Mbembelé and Angie stared into each other's eyes, taking one another's measure like a pair of boxers before a match. The commandant was half a head taller and much stronger than she. In addition, he had a pistol, but Angie was one of those persons who have indestructible self-confidence. She thought of herself as beautiful, clever, and irresistible; and she had a bold way about her that helped her get anything her heart desired. She placed her hands on the naked chest of the despised commandant—touching him for the second time—and gave him a gentle shove, obliging him to step back. Then she dazzled him with a smile that would undo the most ferocious of men.
"Come on, Commandant. Now I will accept a drink of your whisky," she said cheerfully, as if she had witnessed a circus act and not a duel to the death.
In the meantime, Brother Fernando, followed by Kate and Joel, had gone to the ring and picked up the two young men. One was covered in blood and unsteady on his feet; the other was unconscious. They put both men's arms around their shoulders and literally dragged them to the hut where they were sequestered, while the entire population of Ngoubé, the Bantu guards, and the Brotherhood of the Leopard observed the scene with unparalleled astonishment.
CHAPTER THIRTEEN
David and Goliath
QUEEN NANA-ASANTE ACCOMPANIED NADIA and Alexander along the narrow trail through the jungle that joined the village of the ancestors with the altar where Beyé-Dokou was waiting. The sun wasn't yet up, and the moon had disappeared. It was the blackest hour of the night, but Alexander had his flashlight and Nana-Asante knew the path by heart; she had traveled it many times to pick up the offerings of food left by the Pygmies.

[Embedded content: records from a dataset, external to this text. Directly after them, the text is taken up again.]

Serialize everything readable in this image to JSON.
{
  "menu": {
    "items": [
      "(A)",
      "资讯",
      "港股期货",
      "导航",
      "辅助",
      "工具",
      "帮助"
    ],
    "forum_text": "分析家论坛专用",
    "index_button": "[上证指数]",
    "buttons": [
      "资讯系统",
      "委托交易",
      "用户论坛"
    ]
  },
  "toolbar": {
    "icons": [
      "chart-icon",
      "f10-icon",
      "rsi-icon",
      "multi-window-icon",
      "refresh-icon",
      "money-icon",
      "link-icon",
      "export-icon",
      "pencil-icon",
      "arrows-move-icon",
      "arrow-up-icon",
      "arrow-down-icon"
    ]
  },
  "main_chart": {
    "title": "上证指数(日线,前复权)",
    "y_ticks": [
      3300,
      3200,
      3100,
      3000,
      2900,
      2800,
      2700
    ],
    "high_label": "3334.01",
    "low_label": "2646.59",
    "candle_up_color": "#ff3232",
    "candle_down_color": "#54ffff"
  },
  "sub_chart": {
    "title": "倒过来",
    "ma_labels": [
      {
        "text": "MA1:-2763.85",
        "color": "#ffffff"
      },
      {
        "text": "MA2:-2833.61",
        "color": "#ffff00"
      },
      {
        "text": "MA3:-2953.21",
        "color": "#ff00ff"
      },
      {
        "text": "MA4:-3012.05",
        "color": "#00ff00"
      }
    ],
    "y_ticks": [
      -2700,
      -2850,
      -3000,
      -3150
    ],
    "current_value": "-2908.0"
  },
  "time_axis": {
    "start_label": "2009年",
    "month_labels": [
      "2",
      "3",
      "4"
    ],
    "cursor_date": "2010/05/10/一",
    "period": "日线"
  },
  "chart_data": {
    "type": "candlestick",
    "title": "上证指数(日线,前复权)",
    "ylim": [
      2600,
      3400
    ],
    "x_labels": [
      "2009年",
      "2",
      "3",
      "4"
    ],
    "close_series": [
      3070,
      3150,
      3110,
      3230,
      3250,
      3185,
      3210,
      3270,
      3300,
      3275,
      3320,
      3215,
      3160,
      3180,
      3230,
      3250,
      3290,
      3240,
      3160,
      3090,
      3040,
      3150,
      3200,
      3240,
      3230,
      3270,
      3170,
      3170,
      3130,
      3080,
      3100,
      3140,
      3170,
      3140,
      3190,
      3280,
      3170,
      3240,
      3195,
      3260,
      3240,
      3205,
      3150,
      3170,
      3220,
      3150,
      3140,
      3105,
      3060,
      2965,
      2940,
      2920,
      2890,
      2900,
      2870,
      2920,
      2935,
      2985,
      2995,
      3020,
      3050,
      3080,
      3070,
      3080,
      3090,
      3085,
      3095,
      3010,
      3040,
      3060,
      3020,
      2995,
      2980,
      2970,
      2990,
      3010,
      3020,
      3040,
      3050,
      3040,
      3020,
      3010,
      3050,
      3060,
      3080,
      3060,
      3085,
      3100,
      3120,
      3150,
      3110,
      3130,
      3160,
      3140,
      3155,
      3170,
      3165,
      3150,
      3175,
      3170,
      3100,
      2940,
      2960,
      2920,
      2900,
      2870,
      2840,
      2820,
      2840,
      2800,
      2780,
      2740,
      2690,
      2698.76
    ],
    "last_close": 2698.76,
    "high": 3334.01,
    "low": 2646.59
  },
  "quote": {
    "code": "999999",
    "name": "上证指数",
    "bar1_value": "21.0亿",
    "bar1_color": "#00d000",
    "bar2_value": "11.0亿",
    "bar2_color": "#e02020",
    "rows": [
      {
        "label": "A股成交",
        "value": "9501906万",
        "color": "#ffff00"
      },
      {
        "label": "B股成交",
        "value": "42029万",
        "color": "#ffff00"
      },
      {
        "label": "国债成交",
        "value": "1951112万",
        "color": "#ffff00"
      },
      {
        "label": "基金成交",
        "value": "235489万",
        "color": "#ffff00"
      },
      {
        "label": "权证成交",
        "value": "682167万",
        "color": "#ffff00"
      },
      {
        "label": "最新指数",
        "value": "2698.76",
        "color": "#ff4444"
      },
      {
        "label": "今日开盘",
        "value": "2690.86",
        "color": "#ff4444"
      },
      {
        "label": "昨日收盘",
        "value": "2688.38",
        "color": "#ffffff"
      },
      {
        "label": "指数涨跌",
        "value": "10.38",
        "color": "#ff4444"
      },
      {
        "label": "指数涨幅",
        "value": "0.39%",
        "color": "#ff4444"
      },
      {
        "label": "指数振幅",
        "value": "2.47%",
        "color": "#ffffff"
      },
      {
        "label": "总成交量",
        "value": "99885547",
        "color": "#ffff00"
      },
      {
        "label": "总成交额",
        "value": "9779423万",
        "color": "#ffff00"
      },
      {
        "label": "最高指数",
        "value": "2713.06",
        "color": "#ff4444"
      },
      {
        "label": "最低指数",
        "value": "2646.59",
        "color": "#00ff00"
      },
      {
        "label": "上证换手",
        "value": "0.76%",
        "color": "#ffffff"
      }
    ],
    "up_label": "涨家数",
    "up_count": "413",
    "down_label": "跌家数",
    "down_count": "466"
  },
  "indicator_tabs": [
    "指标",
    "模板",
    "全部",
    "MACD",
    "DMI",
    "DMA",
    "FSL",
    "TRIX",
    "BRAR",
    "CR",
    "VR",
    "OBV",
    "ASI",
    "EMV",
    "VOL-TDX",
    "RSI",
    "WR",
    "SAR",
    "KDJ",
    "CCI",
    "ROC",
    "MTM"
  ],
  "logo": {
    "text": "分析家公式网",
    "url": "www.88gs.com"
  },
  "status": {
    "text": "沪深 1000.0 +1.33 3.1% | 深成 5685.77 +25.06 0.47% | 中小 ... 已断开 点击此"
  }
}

Alexander and Nadia were transformed by their experience in the world of the spirits. For a few hours they had ceased to be individuals and had melded into the absolute of existence. They felt strong, secure, clearheaded: They saw reality from a richer and more luminous perspective. They had left fear behind, including fear of death; now they understood that, happen what may, they would not be swallowed up by darkness. They would never be separated; they were part of a single spirit.